Par ailleurs, l’assemblée consultative estime que c’est sur le plan local que doit s’organiser l’animation et la coordination des différents acteurs de la lutte contre l’isolement social. Il souhaite faire des communes et des intercommunalités le niveau de portage des coopérations entre les acteurs de la lutte contre l’isolement social. Le conseil estime que ces « bassins de vie » constituent un cadre de proximité pour les personnes isolées et permettent de consolider et d’encourager les modes de coopération de réseaux d’acteurs. A plus grande échelle, il propose aussi de faire des départements et des métropoles le niveau de coordinationde la démarche, notamment en inscrivant la lutte contre l’isolement social dans les objectifs des documents stratégiques des politiques territoriales. Au niveau régional, le CESE recommande d’inscrire la prévention et la lutte contre l’isolement social dans les projets régionaux de santé. Il s’agirait « d’améliorer l’approche transversale au profit de l’organisation des parcours de santé » des personnes concernées. Le projet régional de santé permettrait ainsi d’adapter la coordination des différents acteurs aux besoins locaux.

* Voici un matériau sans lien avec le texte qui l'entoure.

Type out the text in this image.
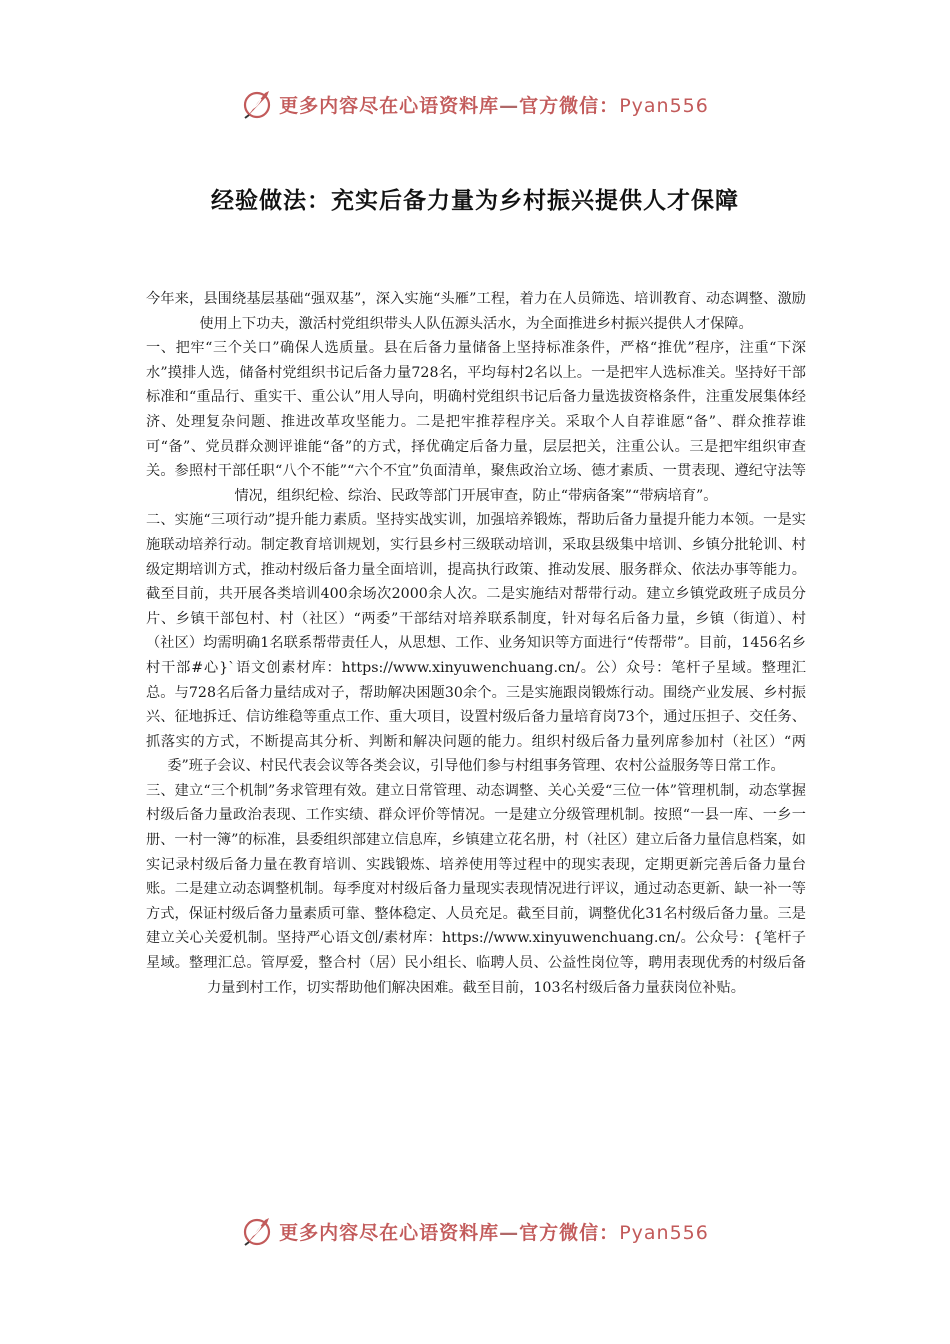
更多内容尽在心语资料库—官方微信：Pyan556
经验做法：充实后备力量为乡村振兴提供人才保障

今年来，县围绕基层基础“强双基”，深入实施“头雁”工程，着力在人员筛选、培训教育、动态调整、激励使用上下功夫，激活村党组织带头人队伍源头活水，为全面推进乡村振兴提供人才保障。

一、把牢“三个关口”确保人选质量。县在后备力量储备上坚持标准条件，严格“推优”程序，注重“下深水”摸排人选，储备村党组织书记后备力量728名，平均每村2名以上。一是把牢人选标准关。坚持好干部标准和“重品行、重实干、重公认”用人导向，明确村党组织书记后备力量选拔资格条件，注重发展集体经济、处理复杂问题、推进改革攻坚能力。二是把牢推荐程序关。采取个人自荐谁愿“备”、群众推荐谁可“备”、党员群众测评谁能“备”的方式，择优确定后备力量，层层把关，注重公认。三是把牢组织审查关。参照村干部任职“八个不能”“六个不宜”负面清单，聚焦政治立场、德才素质、一贯表现、遵纪守法等情况，组织纪检、综治、民政等部门开展审查，防止“带病备案”“带病培育”。

二、实施“三项行动”提升能力素质。坚持实战实训，加强培养锻炼，帮助后备力量提升能力本领。一是实施联动培养行动。制定教育培训规划，实行县乡村三级联动培训，采取县级集中培训、乡镇分批轮训、村级定期培训方式，推动村级后备力量全面培训，提高执行政策、推动发展、服务群众、依法办事等能力。截至目前，共开展各类培训400余场次2000余人次。二是实施结对帮带行动。建立乡镇党政班子成员分片、乡镇干部包村、村（社区）“两委”干部结对培养联系制度，针对每名后备力量，乡镇（街道）、村（社区）均需明确1名联系帮带责任人，从思想、工作、业务知识等方面进行“传帮带”。目前，1456名乡村干部#心}`语文创素材库：https://www.xinyuwenchuang.cn/。公）众号：笔杆子星域。整理汇总。与728名后备力量结成对子，帮助解决困题30余个。三是实施跟岗锻炼行动。围绕产业发展、乡村振兴、征地拆迁、信访维稳等重点工作、重大项目，设置村级后备力量培育岗73个，通过压担子、交任务、抓落实的方式，不断提高其分析、判断和解决问题的能力。组织村级后备力量列席参加村（社区）“两委”班子会议、村民代表会议等各类会议，引导他们参与村组事务管理、农村公益服务等日常工作。

三、建立“三个机制”务求管理有效。建立日常管理、动态调整、关心关爱“三位一体”管理机制，动态掌握村级后备力量政治表现、工作实绩、群众评价等情况。一是建立分级管理机制。按照“一县一库、一乡一册、一村一簿”的标准，县委组织部建立信息库，乡镇建立花名册，村（社区）建立后备力量信息档案，如实记录村级后备力量在教育培训、实践锻炼、培养使用等过程中的现实表现，定期更新完善后备力量台账。二是建立动态调整机制。每季度对村级后备力量现实表现情况进行评议，通过动态更新、缺一补一等方式，保证村级后备力量素质可靠、整体稳定、人员充足。截至目前，调整优化31名村级后备力量。三是建立关心关爱机制。坚持严心语文创/素材库：https://www.xinyuwenchuang.cn/。公众号：{笔杆子星域。整理汇总。管厚爱，整合村（居）民小组长、临聘人员、公益性岗位等，聘用表现优秀的村级后备力量到村工作，切实帮助他们解决困难。截至目前，103名村级后备力量获岗位补贴。

更多内容尽在心语资料库—官方微信：Pyan556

Autre axe majeur du CESE : soutenir les professionnels de la lutte contre l’isolement social. A cette fin, il préconise de faire de cette dernière « un levier d’évolution et de valorisation des métiers du développement social ». Il souhaite aussi l’intégration de la prévention et de la lutte contre l’isolement social dans les formations et les missions des professionnels de la santé, du médico-social et du travail social. Le conseil ajoute que cette question devrait être « inscrite à l’agenda du Haut Conseil du travail social récemment institué ».
Constatant que l’isolement social interagit avec des facteurs de discrimination, d’inégalités sociales et de pauvreté, le CESE propose d’intégrer la lutte contre l’isolement social dans les objectifs du plan pluriannuel de lutte contre la pauvreté et l’exclusion sociale, qui s’inscrit dans une logique de décloisonnement des politiques sociales.
Par ailleurs, le conseil estime que le pilotage national de la lutte contre l’isolement social doit se situer à un niveau interministériel. Pour autant, il doit être « visible et incarné ». C’est pourquoi la troisième assemblée de la République préconise la désignation d’un délégué interministériel en charge de la prévention et de la lutte contre l’isolement social. Chargé de piloter et de coordonner les actions à mener contre l’isolement social, ce responsable gouvernemental disposerait de programmes dédiés et identifiés dans le budget de l’Etat. Objectif : faire de la lutte contre l’isolement social un objectif de nombreuses politiques publiques, comme celles de santé, d’urbanisme ou de lutte contre le chômage.
Pour permettre le repérage, la valorisation et la diffusion des pratiques innovantes mises en œuvre dans les territoires, le CESE propose enfin d’instituer une « tête de réseaux » au service des institutions et des acteurs engagés dans la mobilisation contre l’isolement social. Elle prendrait la forme d’un site Internet dédié à la lutte contre l’isolement social. Ce site pourrait « capitaliser la connaissance » des acteurs en leur proposant des guides pratiques ou des illustrations d’expériences. Il devrait aussi permettre la géolocalisation des coopérations ou des équipes citoyennes et lister les formations proposées.